Cashman, who sits on the civil liberties committee, has had difficulty in getting a first-reading committee vote on his proposal. It has been stalled since May by opposition from the centre-right European People’s Party (EPP), whose members back anxieties expressed by the UK and Germany over jeopardising sensitive data and information held and shared by member states.

But there is broad support in the Parliament for wider access. In March 2009, the Parliament held up its approval of a Commission proposal which Cashman and others, including Nikoforos Diamandouros, the European Ombudsman, slammed as “a step backward” for transparency.

Current rules allow only limited access to documents, and only to documents from the European Commission, the Parliament and the Council of Ministers. Jäätteenmäki said that they need to be expanded to cover all institutions, including the European Council, Europol, the European Central Bank and agencies. In addition, definitions vary on what constitutes a document. The Commission files only official documents on a public register, for instance. Drafts, memoranda or legal opinions are not disclosed, and officials argue that these should remain confidential because they are not a formal part of the decision-making process.

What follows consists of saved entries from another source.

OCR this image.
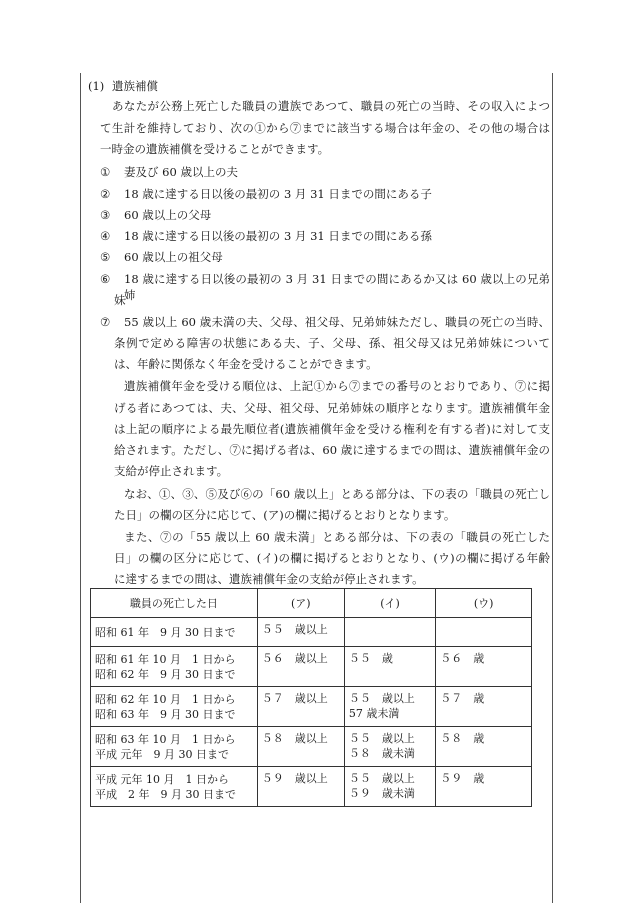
(1) 遺族補償
あなたが公務上死亡した職員の遺族であつて、職員の死亡の当時、その収入によつ
て生計を維持しており、次の①から⑦までに該当する場合は年金の、その他の場合は
一時金の遺族補償を受けることができます。
① 妻及び 60 歳以上の夫
② 18 歳に達する日以後の最初の 3 月 31 日までの間にある子
③ 60 歳以上の父母
④ 18 歳に達する日以後の最初の 3 月 31 日までの間にある孫
⑤ 60 歳以上の祖父母
⑥ 18 歳に達する日以後の最初の 3 月 31 日までの間にあるか又は 60 歳以上の兄弟姉
妹
⑦ 55 歳以上 60 歳未満の夫、父母、祖父母、兄弟姉妹ただし、職員の死亡の当時、
条例で定める障害の状態にある夫、子、父母、孫、祖父母又は兄弟姉妹について
は、年齢に関係なく年金を受けることができます。
遺族補償年金を受ける順位は、上記①から⑦までの番号のとおりであり、⑦に掲
げる者にあつては、夫、父母、祖父母、兄弟姉妹の順序となります。遺族補償年金
は上記の順序による最先順位者(遺族補償年金を受ける権利を有する者)に対して支
給されます。ただし、⑦に掲げる者は、60 歳に達するまでの間は、遺族補償年金の
支給が停止されます。
なお、①、③、⑤及び⑥の「60 歳以上」とある部分は、下の表の「職員の死亡し
た日」の欄の区分に応じて、(ア)の欄に掲げるとおりとなります。
また、⑦の「55 歳以上 60 歳未満」とある部分は、下の表の「職員の死亡した
日」の欄の区分に応じて、(イ)の欄に掲げるとおりとなり、(ウ)の欄に掲げる年齢
に達するまでの間は、遺族補償年金の支給が停止されます。
職員の死亡した日	(ア)	(イ)	(ウ)

昭和 61 年　9 月 30 日まで	５５　歳以上		

昭和 61 年 10 月　1 日から
昭和 62 年　9 月 30 日まで	５６　歳以上	５５　歳	５６　歳

昭和 62 年 10 月　1 日から
昭和 63 年　9 月 30 日まで	５７　歳以上	５５　歳以上
57 歳未満	５７　歳

昭和 63 年 10 月　1 日から
平成 元年　9 月 30 日まで	５８　歳以上	５５　歳以上
５８　歳未満	５８　歳

平成 元年 10 月　1 日から
平成　2 年　9 月 30 日まで	５９　歳以上	５５　歳以上
５９　歳未満	５９　歳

Cashman’s report urges bringing preliminary drafts, studies, and other preparatory legislative texts into the public domain, via a single “user-friendly” website. He is also seeking a standardised classification system of internal docu-ments, such as ‘EU top secret’, ‘EU secret’, ‘EU confidential’, or ‘EU re-stricted’, and for Parliamentary access to classified documents held by the Council. “It is my intention…to protect the rights enshrined in the current regulation and to go further,” Cashman said.